Was man in Deutschland per Internet einkauft, wird meist per Paket angeliefert. Ein, zwei oder drei Tage nach dem „Kaufen“-Klick kommt der Mann vom Paketdienst und liefert an. 130313_PaketuebergabeWas bei Büchern oder Schuhen in den allermeisten Fällen ohne Problem klappt, dass macht bei Lebensmittel oft Schwierigkeiten. Sie müssen schnell, gekühlt und vorsichtig transportiert werden. Eine echte Herausforderung für die Packetdienste. Einige Online-Händler liefern lieber mit eigenen Firmen-Fahrern aus – so wie es Getränke-Händler und Tiefkühlkost-Anbieter schon länger machen. Die Vorteile für den Kunden: der Fahrer kennt das Produkt und weiß damit umzugehen. Er kann die Kunden beraten und kennt deren Vorlieben (zum Beispiel, dass er das Paket bei Abwesenheit im Schuppen hinterm Haus abstellen kann). Allerdings verursacht eine eigene Auslieferflotte dem Händler natürlich Kosten.

Ein vor allem in Frankreich erfolgreiches Modell ist „click and collect“. Dabei bestellt der Kunde übers Internet – und holt sich seine Ware im nächsten Supermarkt ab. Leclerc, Auchan und die anderen großen französischen Lebensmittelketten haben das Land mit mehreren hundert Drive-In-Stellen überzogen. In Deutschland hat das Modell noch nicht richtig gezündet – im ganzen Land dürfte es maximal 50 solcher Drive-Ins geben.

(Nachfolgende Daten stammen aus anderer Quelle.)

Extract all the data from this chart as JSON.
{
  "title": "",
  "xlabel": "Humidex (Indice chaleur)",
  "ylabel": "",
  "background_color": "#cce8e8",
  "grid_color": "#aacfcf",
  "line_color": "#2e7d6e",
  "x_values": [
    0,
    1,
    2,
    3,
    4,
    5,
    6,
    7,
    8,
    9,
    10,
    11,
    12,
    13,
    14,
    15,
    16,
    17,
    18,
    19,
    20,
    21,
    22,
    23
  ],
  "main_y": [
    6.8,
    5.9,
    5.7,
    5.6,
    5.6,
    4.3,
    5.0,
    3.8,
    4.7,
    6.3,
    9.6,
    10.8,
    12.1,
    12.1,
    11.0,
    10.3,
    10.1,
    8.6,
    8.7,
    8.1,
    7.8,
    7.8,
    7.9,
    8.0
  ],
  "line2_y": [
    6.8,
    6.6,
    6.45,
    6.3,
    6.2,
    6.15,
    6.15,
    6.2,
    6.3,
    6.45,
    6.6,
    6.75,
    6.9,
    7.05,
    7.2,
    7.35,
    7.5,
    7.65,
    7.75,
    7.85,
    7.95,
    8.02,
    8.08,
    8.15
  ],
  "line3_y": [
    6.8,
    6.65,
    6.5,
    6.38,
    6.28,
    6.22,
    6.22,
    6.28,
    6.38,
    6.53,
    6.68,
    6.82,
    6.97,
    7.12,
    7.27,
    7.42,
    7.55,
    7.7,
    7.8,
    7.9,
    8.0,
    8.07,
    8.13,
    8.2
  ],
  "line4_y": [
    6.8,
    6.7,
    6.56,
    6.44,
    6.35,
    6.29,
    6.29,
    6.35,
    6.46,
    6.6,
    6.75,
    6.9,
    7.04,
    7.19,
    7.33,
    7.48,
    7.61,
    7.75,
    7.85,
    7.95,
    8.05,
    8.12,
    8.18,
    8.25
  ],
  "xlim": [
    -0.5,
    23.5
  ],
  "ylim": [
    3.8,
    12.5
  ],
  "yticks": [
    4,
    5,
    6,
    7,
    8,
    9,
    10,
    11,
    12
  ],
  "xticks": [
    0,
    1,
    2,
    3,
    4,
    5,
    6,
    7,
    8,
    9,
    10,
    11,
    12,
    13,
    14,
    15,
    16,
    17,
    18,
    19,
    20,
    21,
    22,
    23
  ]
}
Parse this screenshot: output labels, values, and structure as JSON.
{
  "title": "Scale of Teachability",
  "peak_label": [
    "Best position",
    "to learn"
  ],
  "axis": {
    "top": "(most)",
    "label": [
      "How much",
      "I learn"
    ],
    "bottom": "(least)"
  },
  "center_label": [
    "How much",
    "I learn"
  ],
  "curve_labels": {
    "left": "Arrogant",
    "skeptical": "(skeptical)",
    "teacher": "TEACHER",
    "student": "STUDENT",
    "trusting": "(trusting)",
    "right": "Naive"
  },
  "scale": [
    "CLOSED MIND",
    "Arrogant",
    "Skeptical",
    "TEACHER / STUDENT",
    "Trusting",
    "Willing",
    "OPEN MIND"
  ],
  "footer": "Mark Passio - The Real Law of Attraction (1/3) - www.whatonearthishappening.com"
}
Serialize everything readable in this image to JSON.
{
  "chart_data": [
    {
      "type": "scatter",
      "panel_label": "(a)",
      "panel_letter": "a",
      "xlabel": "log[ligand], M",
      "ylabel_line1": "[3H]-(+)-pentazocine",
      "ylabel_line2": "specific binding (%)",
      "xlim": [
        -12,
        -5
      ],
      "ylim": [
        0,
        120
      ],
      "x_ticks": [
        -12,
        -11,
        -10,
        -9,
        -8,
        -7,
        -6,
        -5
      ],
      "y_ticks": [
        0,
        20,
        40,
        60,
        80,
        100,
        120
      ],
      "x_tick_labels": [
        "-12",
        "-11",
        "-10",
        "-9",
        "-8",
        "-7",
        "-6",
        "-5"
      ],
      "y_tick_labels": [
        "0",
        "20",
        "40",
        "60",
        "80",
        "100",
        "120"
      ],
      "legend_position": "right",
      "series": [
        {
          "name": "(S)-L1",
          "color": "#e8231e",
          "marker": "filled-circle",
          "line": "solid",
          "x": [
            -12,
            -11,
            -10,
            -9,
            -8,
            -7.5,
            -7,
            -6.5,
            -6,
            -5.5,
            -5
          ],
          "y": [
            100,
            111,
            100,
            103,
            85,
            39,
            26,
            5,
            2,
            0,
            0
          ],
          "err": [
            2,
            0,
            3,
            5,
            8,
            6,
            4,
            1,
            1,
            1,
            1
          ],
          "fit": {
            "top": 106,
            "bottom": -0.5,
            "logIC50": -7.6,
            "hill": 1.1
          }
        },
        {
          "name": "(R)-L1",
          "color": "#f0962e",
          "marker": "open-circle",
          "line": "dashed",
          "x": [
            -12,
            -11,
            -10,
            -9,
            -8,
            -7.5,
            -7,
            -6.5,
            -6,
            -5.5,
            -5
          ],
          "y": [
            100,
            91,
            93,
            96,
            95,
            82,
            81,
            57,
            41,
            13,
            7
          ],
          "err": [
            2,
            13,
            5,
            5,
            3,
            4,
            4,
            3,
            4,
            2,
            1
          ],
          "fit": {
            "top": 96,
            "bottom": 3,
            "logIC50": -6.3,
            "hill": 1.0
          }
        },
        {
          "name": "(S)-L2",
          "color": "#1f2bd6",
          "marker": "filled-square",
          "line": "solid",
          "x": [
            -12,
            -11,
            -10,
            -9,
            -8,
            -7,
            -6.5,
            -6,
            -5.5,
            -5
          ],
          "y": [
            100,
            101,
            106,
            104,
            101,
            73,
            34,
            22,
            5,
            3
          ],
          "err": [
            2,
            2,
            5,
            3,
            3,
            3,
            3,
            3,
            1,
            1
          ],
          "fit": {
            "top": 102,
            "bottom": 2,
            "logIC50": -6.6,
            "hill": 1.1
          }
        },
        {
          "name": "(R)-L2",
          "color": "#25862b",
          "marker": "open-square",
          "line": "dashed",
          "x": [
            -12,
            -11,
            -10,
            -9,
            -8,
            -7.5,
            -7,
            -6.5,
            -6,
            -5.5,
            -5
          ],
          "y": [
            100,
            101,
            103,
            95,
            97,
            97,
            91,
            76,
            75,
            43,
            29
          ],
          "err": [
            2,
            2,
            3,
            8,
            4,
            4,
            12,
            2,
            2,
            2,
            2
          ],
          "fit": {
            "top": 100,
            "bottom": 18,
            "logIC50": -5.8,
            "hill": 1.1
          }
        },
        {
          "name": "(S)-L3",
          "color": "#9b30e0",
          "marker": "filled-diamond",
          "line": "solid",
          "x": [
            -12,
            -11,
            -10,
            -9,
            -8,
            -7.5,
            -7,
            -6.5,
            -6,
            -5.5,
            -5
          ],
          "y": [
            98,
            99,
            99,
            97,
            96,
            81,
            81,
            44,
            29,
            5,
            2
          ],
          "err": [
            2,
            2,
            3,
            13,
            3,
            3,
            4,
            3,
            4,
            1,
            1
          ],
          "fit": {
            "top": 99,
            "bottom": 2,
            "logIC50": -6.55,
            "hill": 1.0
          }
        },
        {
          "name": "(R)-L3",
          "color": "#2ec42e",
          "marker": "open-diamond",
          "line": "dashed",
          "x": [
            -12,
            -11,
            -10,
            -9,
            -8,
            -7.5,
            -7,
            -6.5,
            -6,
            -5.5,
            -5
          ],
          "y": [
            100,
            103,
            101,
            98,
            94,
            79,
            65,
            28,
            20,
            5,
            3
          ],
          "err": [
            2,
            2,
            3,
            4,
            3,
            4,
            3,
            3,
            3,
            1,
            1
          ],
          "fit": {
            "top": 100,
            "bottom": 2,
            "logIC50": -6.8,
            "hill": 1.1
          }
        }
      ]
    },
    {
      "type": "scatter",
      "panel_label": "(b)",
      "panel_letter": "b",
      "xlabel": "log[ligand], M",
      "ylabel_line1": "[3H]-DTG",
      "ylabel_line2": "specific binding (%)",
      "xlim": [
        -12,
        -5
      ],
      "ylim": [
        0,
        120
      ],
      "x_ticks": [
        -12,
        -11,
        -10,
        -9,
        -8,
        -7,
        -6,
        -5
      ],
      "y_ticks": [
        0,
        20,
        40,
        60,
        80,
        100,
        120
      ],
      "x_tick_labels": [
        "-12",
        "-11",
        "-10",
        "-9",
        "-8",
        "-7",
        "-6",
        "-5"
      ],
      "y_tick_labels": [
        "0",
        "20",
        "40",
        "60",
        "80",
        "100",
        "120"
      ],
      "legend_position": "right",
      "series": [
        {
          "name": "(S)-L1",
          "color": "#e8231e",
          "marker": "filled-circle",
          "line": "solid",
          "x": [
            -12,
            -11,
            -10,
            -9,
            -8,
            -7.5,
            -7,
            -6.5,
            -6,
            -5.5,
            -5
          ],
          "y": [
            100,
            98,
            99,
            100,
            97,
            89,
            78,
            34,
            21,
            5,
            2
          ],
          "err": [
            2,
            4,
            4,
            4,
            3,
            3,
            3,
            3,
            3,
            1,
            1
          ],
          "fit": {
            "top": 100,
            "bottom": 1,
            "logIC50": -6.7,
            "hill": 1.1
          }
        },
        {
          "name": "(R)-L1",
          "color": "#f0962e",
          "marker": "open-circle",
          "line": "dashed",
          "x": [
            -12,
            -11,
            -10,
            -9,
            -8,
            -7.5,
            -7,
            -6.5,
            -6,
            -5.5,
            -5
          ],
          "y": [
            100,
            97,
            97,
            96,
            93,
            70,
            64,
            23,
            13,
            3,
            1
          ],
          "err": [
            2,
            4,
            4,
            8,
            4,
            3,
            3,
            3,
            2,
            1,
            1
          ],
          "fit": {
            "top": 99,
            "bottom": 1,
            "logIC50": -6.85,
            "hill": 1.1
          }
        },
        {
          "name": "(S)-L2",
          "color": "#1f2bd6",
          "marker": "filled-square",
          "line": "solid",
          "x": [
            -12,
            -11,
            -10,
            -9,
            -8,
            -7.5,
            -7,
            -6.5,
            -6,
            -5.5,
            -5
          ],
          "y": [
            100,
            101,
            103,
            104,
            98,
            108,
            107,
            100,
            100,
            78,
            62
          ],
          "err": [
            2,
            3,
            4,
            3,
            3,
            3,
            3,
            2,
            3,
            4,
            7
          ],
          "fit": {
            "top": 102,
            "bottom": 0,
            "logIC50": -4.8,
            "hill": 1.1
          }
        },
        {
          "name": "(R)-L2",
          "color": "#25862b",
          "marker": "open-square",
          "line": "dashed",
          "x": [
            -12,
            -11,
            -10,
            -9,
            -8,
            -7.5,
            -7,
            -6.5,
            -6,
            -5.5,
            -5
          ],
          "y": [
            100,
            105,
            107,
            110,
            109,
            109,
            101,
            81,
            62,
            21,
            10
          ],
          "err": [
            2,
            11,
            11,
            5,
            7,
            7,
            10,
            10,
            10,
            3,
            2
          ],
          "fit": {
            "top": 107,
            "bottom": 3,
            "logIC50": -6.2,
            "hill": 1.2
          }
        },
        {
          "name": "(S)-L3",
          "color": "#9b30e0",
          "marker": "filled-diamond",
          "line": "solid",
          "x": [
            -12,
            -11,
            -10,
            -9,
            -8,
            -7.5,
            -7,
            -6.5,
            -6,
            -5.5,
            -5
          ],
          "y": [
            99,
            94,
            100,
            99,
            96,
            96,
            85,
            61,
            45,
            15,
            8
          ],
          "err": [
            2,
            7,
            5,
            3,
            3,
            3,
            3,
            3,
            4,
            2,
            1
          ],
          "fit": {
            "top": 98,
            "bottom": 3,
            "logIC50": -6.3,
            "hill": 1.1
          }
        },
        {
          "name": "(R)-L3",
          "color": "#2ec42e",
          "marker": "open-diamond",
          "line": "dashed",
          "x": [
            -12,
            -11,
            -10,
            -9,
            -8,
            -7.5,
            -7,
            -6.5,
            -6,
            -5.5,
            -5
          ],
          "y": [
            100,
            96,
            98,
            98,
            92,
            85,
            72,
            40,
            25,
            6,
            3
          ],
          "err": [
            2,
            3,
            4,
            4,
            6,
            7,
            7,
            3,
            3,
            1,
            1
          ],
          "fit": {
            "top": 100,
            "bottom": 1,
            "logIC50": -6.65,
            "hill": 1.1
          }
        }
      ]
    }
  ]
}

2 Kommentare » Schreibe einen Kommentar

  1. Ich finde das ganz schön praktisch, online einkaufen und dann alles abholen- hat das schon mal einer von euch ausprobiert?

  2. Bei den Fahrern isses wie im richtigen Leben, die einen blickens und sind nett, die anderen sind Nullblicker und unfreundlich. Da isses mir egal, ob der Fahrer von der Firma oder von einem Logistik-Unternehmen kommt.